4:15 p.m. - 6:00 p.m. Theme Panel: Multidisciplinary Approaches to the Issue of Vote Rigging
Gary W. Cox (University of California, San Diego), Tracy Campbell (University of Kentucky), Walter R. Mebane, Jr. (Cornell University), Emily Ann Beaulieu (University of Kentucky), Andrew W. Appel (Princeton University), Susan Dayton Hyde (Yale University), J. Morgan Kousser (California Institute of Technology)

Plenary Session
Finding Democracy in the American Ghetto
Sudhir Venkatesh, Columbia University
Sudhir Venkatesh6:00 p.m. -7:30 p.m.
Sudhir Alladi Venkatesh, Professor of Sociology and African-American Studies at Columbia University, received his Ph.D. in Sociology from the University of Chicago and was a Junior Fellow at Harvard's Society of Fellows. His works include: Living Underground: The Underground Economy of the Urban Poor (forthcoming, Harvard University Press, 2006) a study of illegal and informal economic behavior in a working poor community in Chicago, and American Project: The Rise and Fall of a Modern Ghetto (Harvard 2000), an exploration of the social organization, moral universe, and history of the Chicago housing development, the Robert Taylor Homes. His 2005 documentary Dislocation follows families as they relocate from condemned public housing.

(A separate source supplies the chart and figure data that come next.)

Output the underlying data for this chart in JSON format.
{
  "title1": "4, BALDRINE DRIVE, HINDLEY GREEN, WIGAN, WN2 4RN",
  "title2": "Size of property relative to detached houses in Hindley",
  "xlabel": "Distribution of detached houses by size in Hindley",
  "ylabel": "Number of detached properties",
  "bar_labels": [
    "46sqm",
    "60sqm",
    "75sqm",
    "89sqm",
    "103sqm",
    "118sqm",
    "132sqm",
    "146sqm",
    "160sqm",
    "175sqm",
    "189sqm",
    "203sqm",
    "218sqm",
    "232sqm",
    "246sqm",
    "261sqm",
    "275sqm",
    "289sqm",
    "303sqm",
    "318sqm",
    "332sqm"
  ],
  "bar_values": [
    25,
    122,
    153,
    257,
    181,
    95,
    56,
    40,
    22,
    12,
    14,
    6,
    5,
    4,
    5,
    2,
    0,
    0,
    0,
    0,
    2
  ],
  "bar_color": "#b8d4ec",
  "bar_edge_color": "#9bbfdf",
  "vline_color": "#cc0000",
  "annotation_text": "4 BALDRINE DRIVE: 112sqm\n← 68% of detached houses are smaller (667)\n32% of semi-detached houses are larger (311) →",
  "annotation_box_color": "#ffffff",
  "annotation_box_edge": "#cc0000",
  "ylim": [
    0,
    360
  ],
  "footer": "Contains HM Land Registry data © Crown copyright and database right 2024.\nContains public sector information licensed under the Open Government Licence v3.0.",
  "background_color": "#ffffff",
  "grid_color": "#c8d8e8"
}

His current research in urban American poverty includes a longitudinal study of vice and drug economies in Chicago and New York (with economist Steven Levitt), a comparative project on French and U.S. public housing, and an ethnographic study of the revitalization of Chicago in the 1990s.

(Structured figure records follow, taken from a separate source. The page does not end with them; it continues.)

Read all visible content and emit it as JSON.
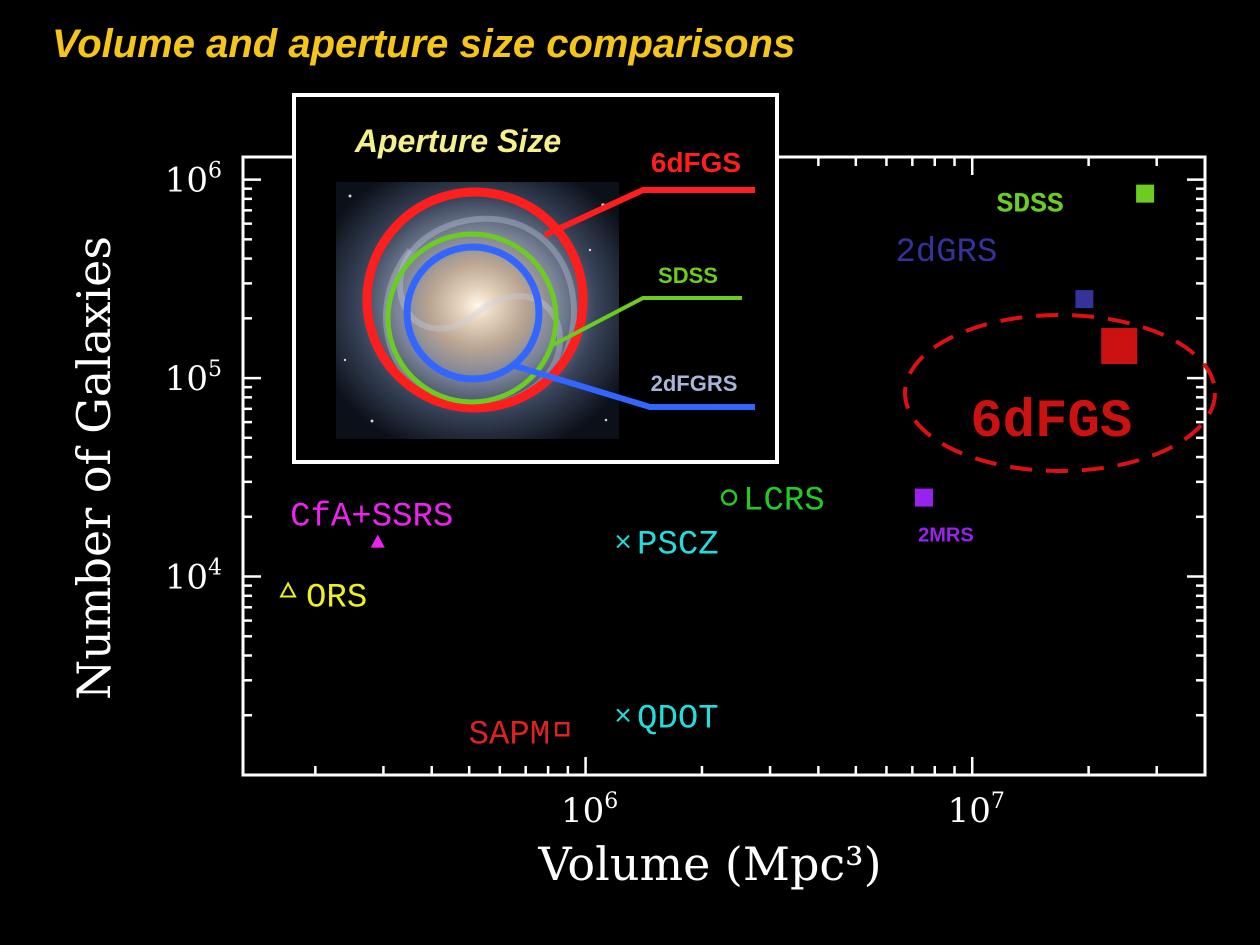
{
  "slide_title": "Volume and aperture size comparisons",
  "colors": {
    "background": "#000000",
    "title": "#f5c518",
    "axes": "#ffffff",
    "sixdfgs": "#dd1111",
    "sdss": "#6ccc22",
    "twodfgrs": "#3366ff"
  },
  "chart_data": {
    "type": "scatter",
    "xlabel": "Volume (Mpc³)",
    "ylabel": "Number of Galaxies",
    "x_scale": "log",
    "y_scale": "log",
    "xlim": [
      130000,
      40000000
    ],
    "ylim": [
      1000,
      1300000
    ],
    "x_ticks": [
      {
        "value": 1000000,
        "base": "10",
        "exp": "6"
      },
      {
        "value": 10000000,
        "base": "10",
        "exp": "7"
      }
    ],
    "y_ticks": [
      {
        "value": 10000,
        "base": "10",
        "exp": "4"
      },
      {
        "value": 100000,
        "base": "10",
        "exp": "5"
      },
      {
        "value": 1000000,
        "base": "10",
        "exp": "6"
      }
    ],
    "grid": false,
    "points": [
      {
        "label": "CfA+SSRS",
        "x": 290000,
        "y": 15000,
        "marker": "triangle-filled",
        "color": "#ee22ee",
        "label_pos": "above-left"
      },
      {
        "label": "ORS",
        "x": 170000,
        "y": 8500,
        "marker": "triangle-open",
        "color": "#eeee22",
        "label_pos": "right"
      },
      {
        "label": "SAPM",
        "x": 870000,
        "y": 1700,
        "marker": "square-open",
        "color": "#dd2222",
        "label_pos": "left"
      },
      {
        "label": "QDOT",
        "x": 1250000,
        "y": 2000,
        "marker": "cross",
        "color": "#22dddd",
        "label_pos": "right"
      },
      {
        "label": "PSCZ",
        "x": 1250000,
        "y": 15000,
        "marker": "cross",
        "color": "#22dddd",
        "label_pos": "right"
      },
      {
        "label": "LCRS",
        "x": 2350000,
        "y": 25000,
        "marker": "circle-open",
        "color": "#22cc22",
        "label_pos": "right"
      },
      {
        "label": "2MRS",
        "x": 7500000,
        "y": 25000,
        "marker": "square-filled",
        "color": "#9922ee",
        "label_pos": "below"
      },
      {
        "label": "2dGRS",
        "x": 19500000,
        "y": 250000,
        "marker": "square-filled",
        "color": "#333399",
        "label_pos": "above-left"
      },
      {
        "label": "SDSS",
        "x": 28000000,
        "y": 850000,
        "marker": "square-filled",
        "color": "#6ccc22",
        "label_pos": "below-left"
      },
      {
        "label": "6dFGS",
        "x": 24000000,
        "y": 145000,
        "marker": "square-filled-large",
        "color": "#cc1111",
        "label_pos": "below-left"
      }
    ]
  },
  "inset": {
    "title": "Aperture Size",
    "apertures": [
      {
        "label": "6dFGS",
        "color": "#ff1e1e"
      },
      {
        "label": "SDSS",
        "color": "#6ccc22"
      },
      {
        "label": "2dFGRS",
        "color": "#3366ff"
      }
    ]
  }
}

6:15 p.m. APSA Annual Business Meeting
This is your chance to participate in APSA governance and witness the leadership transition from President Robert Axelrod to President-Elect Diane Pinderhughes.  For more about the agenda and rules of the meeting click here.

New Political Science 40th Anniversary Plenary
Afghanistan Now: The Use and Abuse of a Buffer State
Christian Parenti
Christian Parenti8:30 p.m.
Christian Parenti is a correspondent for The Nation magazine and author of the forthcoming book Mouthful of Dust: The End Again in Afghanistan. His other publications include The Freedom: Shadows and Hallucinations in Occupied Iraq (The New Press, 2004), The Soft Cage: Surveillance in America from Slavery to the War on Terror (Basic Books, 2003), and Lockdown America: Police and Prisons in the Age of Crisis (Verso, 2000). He is a former Soros Senior Justice Fellow and a Ford Foundation Fellow at the CUNY Graduate School's Center for Place, Culture, and Politics. His lecture will be addressing the war in Afghanistan.